Gene products superinduced in the msn2 msn4 mutant. The kinetics of induction at the end of growth (Fig. 1) was monitored for each gene product by measuring the intensities of the spots on maps for samples W3, W4, and W5 and M3, M4, and M5. Open circles, W303-1A; closed circles, Wmsn2-msn4.

FIG. 5

Induction mediated by STRE and the cAMP-negative effect. Strain OL556-STRE was grown in YNBS medium without uracil and without or with cAMP (3 mM) at 28°C. Growth was monitored by turbidimetry at 710 nm, and samples were withdrawn from the culture without cAMP (open circles) and with cAMP (filled circles). β-Galactosidase activity and protein concentration measurements were performed in the cellular extracts. For each sample, units of β-galactosidase activity accumulated per milliliter of culture, without (open circles) or with (filled circles) cAMP, were plotted against the protein concentration accumulated in the cultures (milligrams/milliliter).
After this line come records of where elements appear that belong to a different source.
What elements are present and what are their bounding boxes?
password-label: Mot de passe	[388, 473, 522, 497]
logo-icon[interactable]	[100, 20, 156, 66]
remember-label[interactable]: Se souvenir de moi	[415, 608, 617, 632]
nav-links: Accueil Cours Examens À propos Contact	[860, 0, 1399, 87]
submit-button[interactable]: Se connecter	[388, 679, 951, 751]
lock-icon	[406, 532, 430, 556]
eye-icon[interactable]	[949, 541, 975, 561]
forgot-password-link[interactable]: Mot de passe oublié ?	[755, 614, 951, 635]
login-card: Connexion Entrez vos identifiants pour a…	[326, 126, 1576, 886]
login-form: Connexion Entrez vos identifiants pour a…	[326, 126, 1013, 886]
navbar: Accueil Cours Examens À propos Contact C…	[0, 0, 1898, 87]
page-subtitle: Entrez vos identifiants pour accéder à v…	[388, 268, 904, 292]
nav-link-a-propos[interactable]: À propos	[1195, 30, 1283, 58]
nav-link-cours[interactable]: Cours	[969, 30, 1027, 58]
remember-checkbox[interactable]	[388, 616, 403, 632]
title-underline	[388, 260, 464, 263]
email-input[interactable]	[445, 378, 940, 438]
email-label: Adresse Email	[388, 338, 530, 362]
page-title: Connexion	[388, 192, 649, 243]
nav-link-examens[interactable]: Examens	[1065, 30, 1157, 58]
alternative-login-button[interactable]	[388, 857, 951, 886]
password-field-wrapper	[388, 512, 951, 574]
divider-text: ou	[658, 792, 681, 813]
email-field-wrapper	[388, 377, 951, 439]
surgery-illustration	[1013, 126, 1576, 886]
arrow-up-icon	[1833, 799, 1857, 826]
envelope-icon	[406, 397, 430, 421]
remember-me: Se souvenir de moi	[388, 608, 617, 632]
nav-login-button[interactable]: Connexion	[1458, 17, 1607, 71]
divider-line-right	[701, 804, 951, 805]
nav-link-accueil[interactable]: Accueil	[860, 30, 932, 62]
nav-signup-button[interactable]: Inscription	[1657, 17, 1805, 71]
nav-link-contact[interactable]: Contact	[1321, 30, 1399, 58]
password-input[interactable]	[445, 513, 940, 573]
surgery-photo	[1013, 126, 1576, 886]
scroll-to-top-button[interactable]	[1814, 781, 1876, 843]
Protein concentration was calculated from the turbidity values for each sample, from the cell concentration per unit of turbidity, and from the cell-soluble protein content (7). For each sample, β-galactosidase activity per milliliter of culture was calculated by multiplying the β-galactosidase specific activity of each extract (nanomoles of ONPG hydrolyzed per minute and per milligram of protein at 37°C) by the protein concentration in the culture. OD, optical density.

FIG. 6

STRE sites on the promoter regions of Msn2/4p-dependent genes. The STRE sites (CCCCT, black arrowheads) found up to 1,000 bp upstream of the ATG of each gene in the Saccharomyces genome database from the genomic DNA of strain S288C are indicated. Each vertical bar indicates the end of the intergenic region when it is less than 1,000 bp. PDS sites (CCCT) present upstream of the GDH3 and ALD5 open reading frames and the functional PDS site of the SSA3 gene are indicated by grey arrowheads.